白日走過中山路,傳統的清水市場依然是淡水的生活重心,馬路對面,另一側的中山路,夜晚則是燈火通明。不同於社區簷下或巷口的豆漿店、鹹酥雞。這裡主打傳統小吃,米粉湯、黑白切、小籠包、清粥小菜,是淡水夜場的飲食中心,在此開業的不乏是久居的地方家族,偏安在淡水一隅,也讓深夜的淡水美食聲名遠播。不同角度看觀音山其實有著不同情調,靠著河岸景色開起咖啡廳、酒吧等,注入異地風情,販售不同於老淡水的新穎故事。然而老闆們都知道,淡水就是遺世的小鎮,要抓住地方的脈絡,就必須成為淡水的地方酒吧、甚至是淡水個性的熱炒店。

歡愉只是夜生活的一角,還有深夜的工作者,沉默卻殷勤地在我們的週邊點燈。
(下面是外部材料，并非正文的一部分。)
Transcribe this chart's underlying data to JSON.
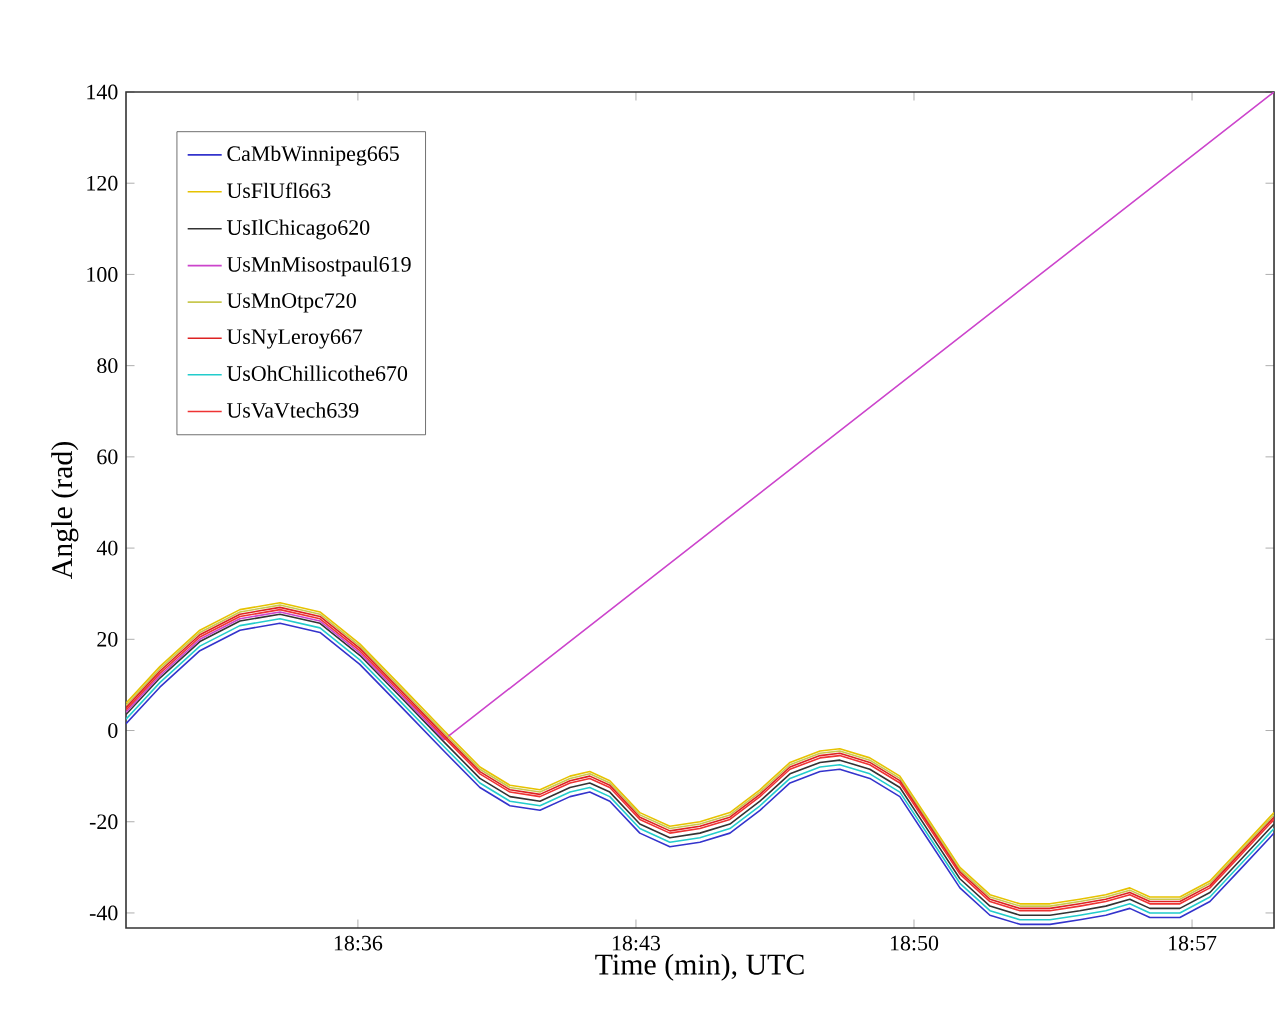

捷運抵達終點站,最後一班公車載著淡水人各自回家,司機熄火、車站關門,大眾運輸工具陪著夜歸人暫歇,也有人在大家下班時、才開始上 工。夜晚的捷運站仍是少數人守護的重要節點,計程車依然圈繞等候,作為小鎮的運輸背景,成為淡水對外交通的燈火。隨著清晨到來,報紙鋪滿大廳,車站又成了一天資訊的集散中心。更不用提那些在夜裡,四處巡弋鑽巷臨停的肉車,小販揮刀支解、菜販上山收割,派報員疊夾報刊,束整好一車再分送至各地,小鎮從放鬆的步調又上起發條轉動。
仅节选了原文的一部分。